Cut the butter into cubes and put it in the freezer for a few minutes. It has to be cold. If you don't have a pastry cutter, don't cut the butter into cubes - grate it with a cheese grater (the side with the bigger holes) and put it in the freezer for at least an hour and stir it into the flour. If you do have a pastry cutter, cut the butter into the flour down to pea size. Stir in a tablespoon of the water at a time until it just comes together. You might not use up all of the water.

Run your hands under cold water and work the dough into a disc shape. Like I said, underwork it. Put it in a bowl with saran wrap and refrigerate it for at least an hour, up to a day. When it's chilled, carefully dump it out onto a well-floured surface. You don't want so much flour that the dough will dry out, but you don't want to see the countertop, either. Flour the rolling pin as well. Cool off your hands, roll it into a 9-inch circle and carefully place it in a 9-inch pie pan. Press it down with your fingers until it fills up the pan - a bit of overlap is fine. Pour in the filling and bake at 350°F for an hour.

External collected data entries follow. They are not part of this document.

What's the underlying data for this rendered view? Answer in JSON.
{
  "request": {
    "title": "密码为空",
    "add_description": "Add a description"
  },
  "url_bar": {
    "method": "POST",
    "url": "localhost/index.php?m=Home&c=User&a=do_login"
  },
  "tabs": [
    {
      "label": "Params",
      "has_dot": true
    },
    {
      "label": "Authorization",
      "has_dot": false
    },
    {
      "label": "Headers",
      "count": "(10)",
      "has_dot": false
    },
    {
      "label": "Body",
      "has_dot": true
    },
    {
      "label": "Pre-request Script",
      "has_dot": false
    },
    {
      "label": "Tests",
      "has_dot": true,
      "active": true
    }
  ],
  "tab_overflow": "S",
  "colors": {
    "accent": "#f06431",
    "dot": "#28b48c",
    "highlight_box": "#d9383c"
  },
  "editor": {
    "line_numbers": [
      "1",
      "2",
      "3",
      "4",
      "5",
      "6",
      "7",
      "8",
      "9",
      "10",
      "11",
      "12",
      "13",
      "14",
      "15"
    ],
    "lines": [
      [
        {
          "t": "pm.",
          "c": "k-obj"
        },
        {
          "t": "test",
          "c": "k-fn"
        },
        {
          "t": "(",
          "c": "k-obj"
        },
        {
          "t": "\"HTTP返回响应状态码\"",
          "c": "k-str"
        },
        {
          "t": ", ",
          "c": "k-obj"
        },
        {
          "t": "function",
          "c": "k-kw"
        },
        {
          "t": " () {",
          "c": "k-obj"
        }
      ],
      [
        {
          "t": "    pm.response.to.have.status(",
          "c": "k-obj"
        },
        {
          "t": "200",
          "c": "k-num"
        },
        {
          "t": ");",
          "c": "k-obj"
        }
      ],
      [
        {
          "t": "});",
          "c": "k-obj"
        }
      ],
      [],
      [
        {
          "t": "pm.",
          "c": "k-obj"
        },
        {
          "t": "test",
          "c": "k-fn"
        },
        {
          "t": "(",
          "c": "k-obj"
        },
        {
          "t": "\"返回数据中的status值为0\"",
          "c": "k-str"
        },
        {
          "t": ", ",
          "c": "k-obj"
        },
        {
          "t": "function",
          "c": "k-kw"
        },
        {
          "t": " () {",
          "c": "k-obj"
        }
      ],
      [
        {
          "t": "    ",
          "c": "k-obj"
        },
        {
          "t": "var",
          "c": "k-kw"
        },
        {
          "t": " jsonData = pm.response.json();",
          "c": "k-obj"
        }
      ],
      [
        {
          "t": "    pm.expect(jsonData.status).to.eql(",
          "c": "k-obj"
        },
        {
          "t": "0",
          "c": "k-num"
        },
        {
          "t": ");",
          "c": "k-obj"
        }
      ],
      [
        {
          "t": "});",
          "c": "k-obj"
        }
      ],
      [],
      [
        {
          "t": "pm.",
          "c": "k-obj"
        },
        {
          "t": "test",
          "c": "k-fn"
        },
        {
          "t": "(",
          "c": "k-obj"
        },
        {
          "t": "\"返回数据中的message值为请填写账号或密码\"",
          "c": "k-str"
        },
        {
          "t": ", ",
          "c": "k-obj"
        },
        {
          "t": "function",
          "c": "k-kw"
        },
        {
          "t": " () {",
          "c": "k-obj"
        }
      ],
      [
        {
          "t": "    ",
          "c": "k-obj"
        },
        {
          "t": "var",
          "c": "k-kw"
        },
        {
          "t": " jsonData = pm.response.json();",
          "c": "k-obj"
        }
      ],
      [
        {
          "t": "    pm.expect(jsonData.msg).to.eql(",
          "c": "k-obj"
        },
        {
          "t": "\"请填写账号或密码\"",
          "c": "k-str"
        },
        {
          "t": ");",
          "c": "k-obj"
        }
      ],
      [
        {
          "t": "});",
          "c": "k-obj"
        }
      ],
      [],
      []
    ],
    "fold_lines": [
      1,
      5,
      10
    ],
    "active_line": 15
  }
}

For those wanting to use creme fraîche instead of sour cream but can't find it, you can make it easily. Just stir 1/4 cup of plain yoghourt (I like Astro Balkan style because it only has milk, cream and active bacterial culture - gelatin and powdered milk have no place in yoghourt) in 1 cup of whipping cream and leave it out at room temperature overnight to thicken. You'll have a lot more than you need, but you can whip the rest with a hand mixer with a bit of icing sugar and vanilla extract to make the perfect topping for the pie.

Man, that pie was good. My parents wouldn't even let me take the leftover pie back with me. My dad, who doesn't even like sweet potatoes, loved it. Seriously, give it a try. Or if you don't want to but know me personally, buy one from me or invite me to your next potluck.